The final quality is great, I have no complain about their service. This time I decided to solder the components myself, so I only got the PCB made as well as the steel mask (wasn't absolutely necessary, but it made applying the soldering paste a lot quicker). Then I just had to put the components using tweezers and use my little reflow oven to solder everything. Pretty easy, and it works great...if you don't invert the mosfets and the transistors, of course...

I'm not sure if I'm allowed to mention it here, but the service I used was JLCPCB (I'm not working for them and I'm not affiliated in any way, just a happy customer). You can do 100% of the work online, you start by designing your circuit in EasyEDA which is an online circuit designer, then you route your circuit, and then you can click on a button to order the circuit directly from there. They have pretty much every possible option to do every kind of circuit you want up until 20 layers.
I think their service is available outside of China as well, but I don't know how long it takes to deliver. You can have a look at what price it would take to make a board you designed here, just input your gerber file and select the options you want, it's pretty fun to do.


As far as Simulation-Software goes,
and even though there's a fairly steep Learning-Curve,
and even though I don't use it myself due to that Learning-Curve,
"P-Spice-for-TI" is Free-Software that is probably the most widely used and accepted
Simulator amongst the regular-contributors here in these Forums.
There may be other Free-Versions of P-Spice that I'm not aware of,
the Link is for the Texas-Instruments-version.
Great I'll check that, thank you!
 

Thread Starter

Forcerouge

Joined Jun 29, 2024
14
For reliably switching in my LTspice sim, I had to increase C4 in your circuit to at least 20µF.
And once again you were right!
At first I put a 10uF and it still wasn't enough.
Unfortunately these were the biggest capacitors I had available in the shop, so I put another one in parallel and now it seems to work great!

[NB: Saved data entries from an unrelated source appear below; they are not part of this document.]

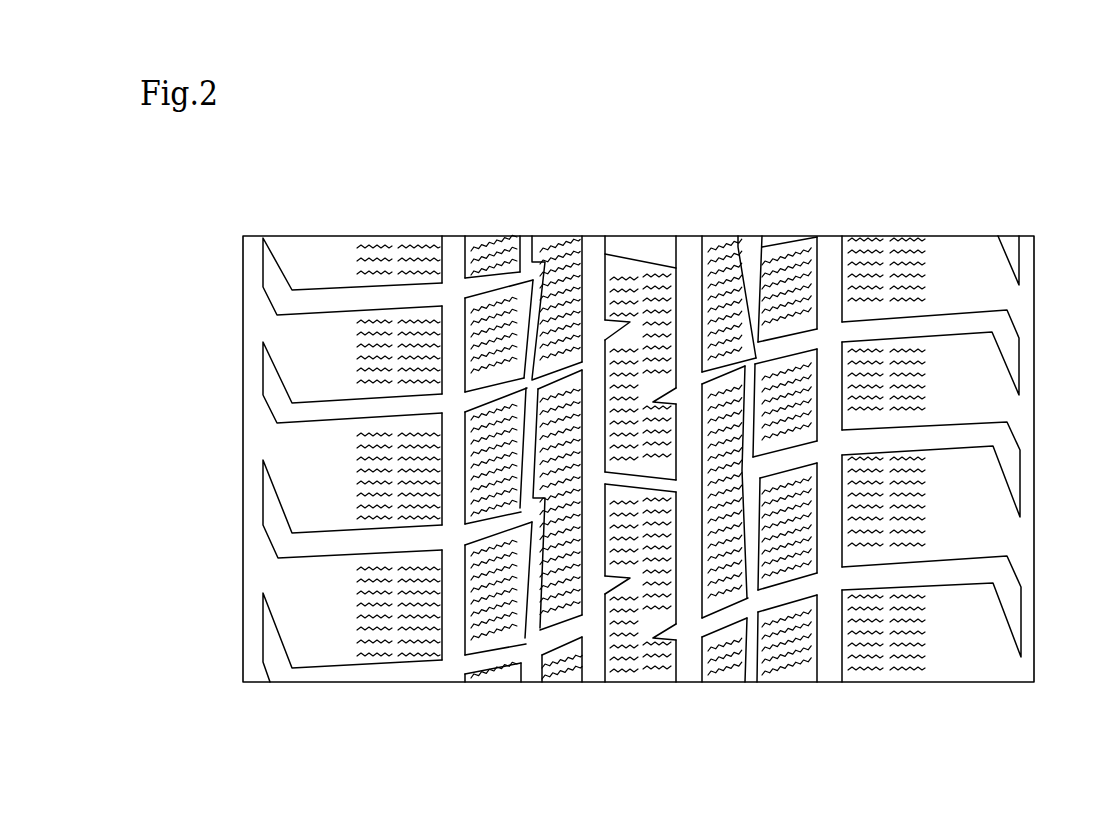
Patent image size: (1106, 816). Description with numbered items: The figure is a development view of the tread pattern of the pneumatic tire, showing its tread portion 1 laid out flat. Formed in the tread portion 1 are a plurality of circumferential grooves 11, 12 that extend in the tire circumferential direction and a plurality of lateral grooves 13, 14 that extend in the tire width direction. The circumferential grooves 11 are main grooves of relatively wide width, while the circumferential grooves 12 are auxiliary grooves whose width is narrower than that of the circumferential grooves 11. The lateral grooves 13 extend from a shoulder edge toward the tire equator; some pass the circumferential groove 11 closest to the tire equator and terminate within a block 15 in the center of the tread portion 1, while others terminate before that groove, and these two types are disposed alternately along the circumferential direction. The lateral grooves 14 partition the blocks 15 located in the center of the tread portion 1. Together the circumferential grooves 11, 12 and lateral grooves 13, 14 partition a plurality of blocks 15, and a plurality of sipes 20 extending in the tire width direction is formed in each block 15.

The tread portion 1 is at (870, 232).
The circumferential grooves 11 is at (455, 238).
The circumferential grooves 12 is at (527, 238).
The lateral grooves 13 is at (303, 301).
The lateral grooves 14 is at (618, 250).
The blocks 15 is at (373, 240).
The sipes 20 is at (410, 655).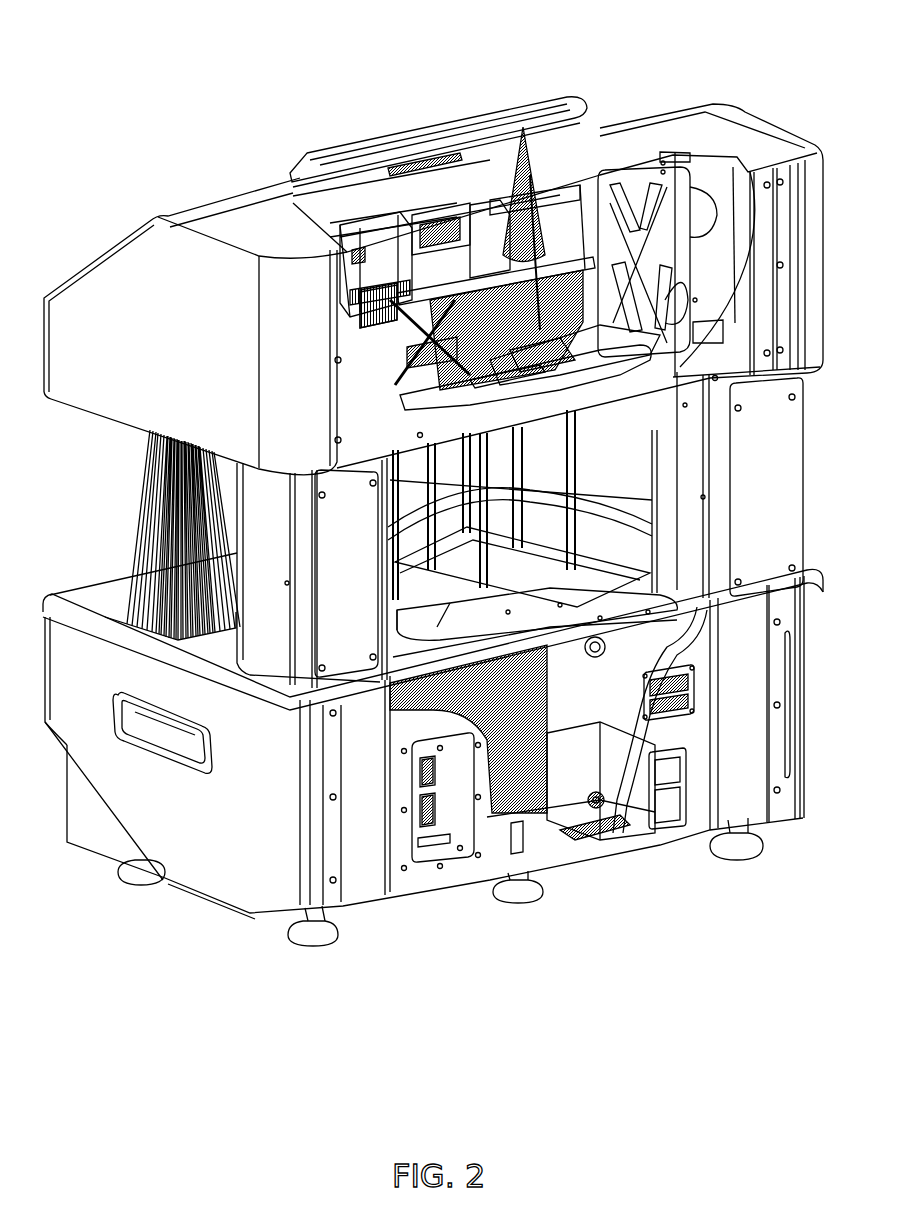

Now there is still one little issue remaining: I noticed that there is a big voltage drop at the final diode, which takes away power from the fan. Because of this sometimes the fan struggles a little bit to start from time to time.
Is there a diode with a lower voltage drop I could use?
 

Thread Starter

Forcerouge

Joined Jun 29, 2024
14
So what's the purpose of the diode?
I see no useful purpose for it in this application.

A Schottky diode has a lower forward voltage drop.
The purpose of the diode is to prevent the back EMF from the fan's motor to go back into the circuit when I try to power off.
I can confirm it is necessary because I tried bypassing it and it became impossible to turn off the circuit.

Would a schottky diode achieve the same result (allowing forward current to pass but stop back current) with minimal voltage drop?
How do I choose a suitable one for my application (I never used schottky diodes before so I don't really know how they work) is there any drawbakc or thing to consider?

Thanks again for your patience!
 

panic mode

Joined Oct 10, 2011
2,919
Schottky diode is doped differently. it works just like regular diode but forward voltage drop is lower (also max reverse voltage is lower too). that makes difference when load needs precise voltage or when current is sufficient - lower voltage drop means less power wasted as heat. but for small fan i would say it works so don't bother...
but if that bothers you, you can simply use another transistor (much lower voltage drop). pretty sure the problem will go away if you try larger capacitor too or use shorter presses.